Abstract:This paper describes an efficient approach for human face recognition based on blood perfusion data from infra-red face images. Blood perfusion data are characterized by the regional blood flow in human tissue and therefore do not depend entirely on surrounding temperature. These data bear a great potential for deriving discriminating facial thermogram for better classification and recognition of face images in comparison to optical image data. Blood perfusion data are related to distribution of blood vessels under the face skin. A distribution of blood vessels are unique for each person and as a set of extracted minutiae points from a blood perfusion data of a human face should be unique for that face.
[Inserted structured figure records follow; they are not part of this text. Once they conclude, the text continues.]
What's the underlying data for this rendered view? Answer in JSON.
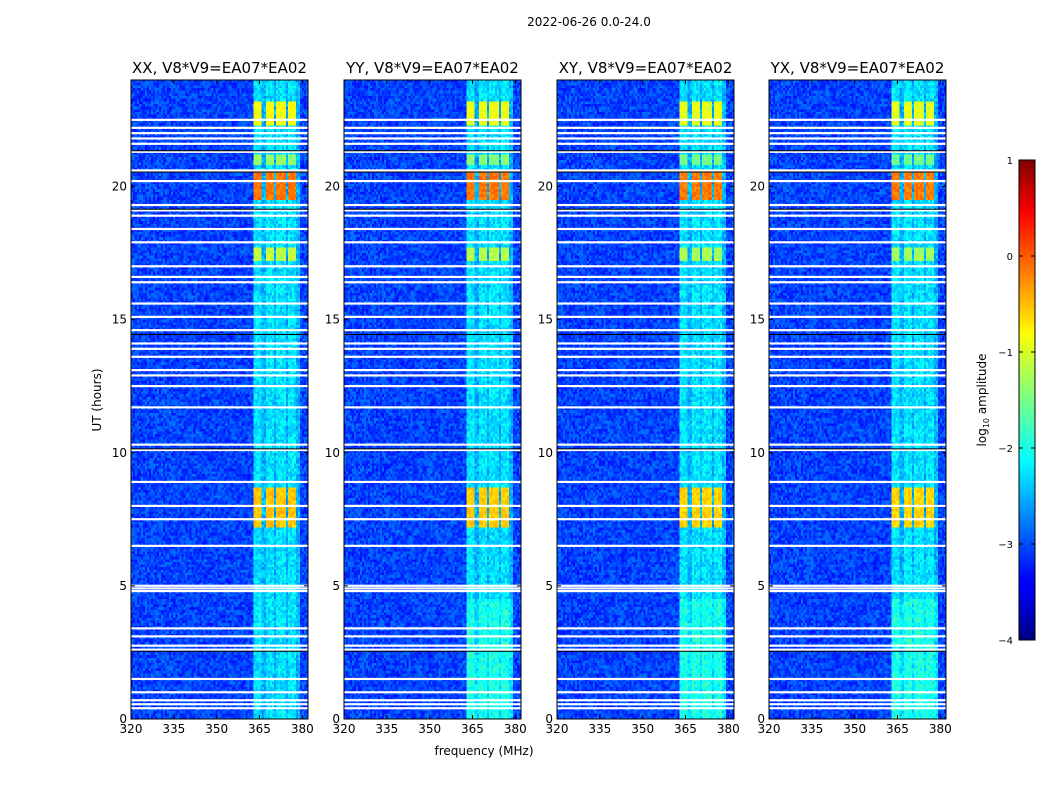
{
  "figure": {
    "suptitle": "2022-06-26 0.0-24.0",
    "xlabel": "frequency (MHz)",
    "ylabel": "UT (hours)"
  },
  "chart_data": {
    "type": "heatmap",
    "xlim": [
      320,
      382
    ],
    "ylim": [
      0,
      24
    ],
    "xticks": [
      320,
      335,
      350,
      365,
      380
    ],
    "yticks": [
      0,
      5,
      10,
      15,
      20
    ],
    "panels": [
      {
        "title": "XX, V8*V9=EA07*EA02",
        "intensity": 1.0
      },
      {
        "title": "YY, V8*V9=EA07*EA02",
        "intensity": 0.95
      },
      {
        "title": "XY, V8*V9=EA07*EA02",
        "intensity": 0.85
      },
      {
        "title": "YX, V8*V9=EA07*EA02",
        "intensity": 0.8
      }
    ],
    "colorbar": {
      "label": "log10 amplitude",
      "label_main": "log",
      "label_sub": "10",
      "label_rest": " amplitude",
      "range": [
        -4,
        1
      ],
      "ticks": [
        "1",
        "0",
        "−1",
        "−2",
        "−3",
        "−4"
      ],
      "tick_values": [
        1,
        0,
        -1,
        -2,
        -3,
        -4
      ],
      "colormap": "jet"
    },
    "flagged_hours": [
      0.4,
      0.55,
      0.7,
      1.0,
      1.5,
      2.6,
      2.75,
      3.1,
      3.4,
      4.8,
      4.9,
      5.0,
      6.5,
      7.5,
      8.0,
      8.9,
      10.1,
      10.3,
      11.7,
      12.5,
      12.9,
      13.1,
      13.6,
      13.9,
      14.1,
      14.6,
      15.1,
      15.6,
      16.4,
      16.6,
      17.0,
      17.9,
      18.4,
      18.9,
      19.1,
      19.3,
      20.2,
      20.6,
      21.3,
      21.6,
      21.8,
      22.0,
      22.2,
      22.5
    ],
    "band_channels_mhz": [
      364.5,
      368.5,
      372.5,
      376.5
    ],
    "bright_episodes_hours": [
      [
        19.5,
        20.6,
        -0.2
      ],
      [
        17.2,
        17.7,
        -1.2
      ],
      [
        20.8,
        21.2,
        -1.4
      ],
      [
        22.3,
        23.2,
        -0.9
      ],
      [
        7.2,
        8.7,
        -0.6
      ]
    ]
  }
}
There may be several such minutiae point sets for a single face but all of these correspond to that particular face only. Entire face image is partitioned into equal blocks and the total number of minutiae points from each block is computed to construct final vector. Therefore, the size of the feature vectors is found to be same as total number of blocks considered. For classification, a five layer feed-forward backpropagation neural network has been used. A number of experiments were conducted to evaluate the performance of the proposed face recognition system with varying block sizes. Experiments have been performed on the database created at our own laboratory. The maximum success of 91.47% recognition has been achieved with block size 8X8.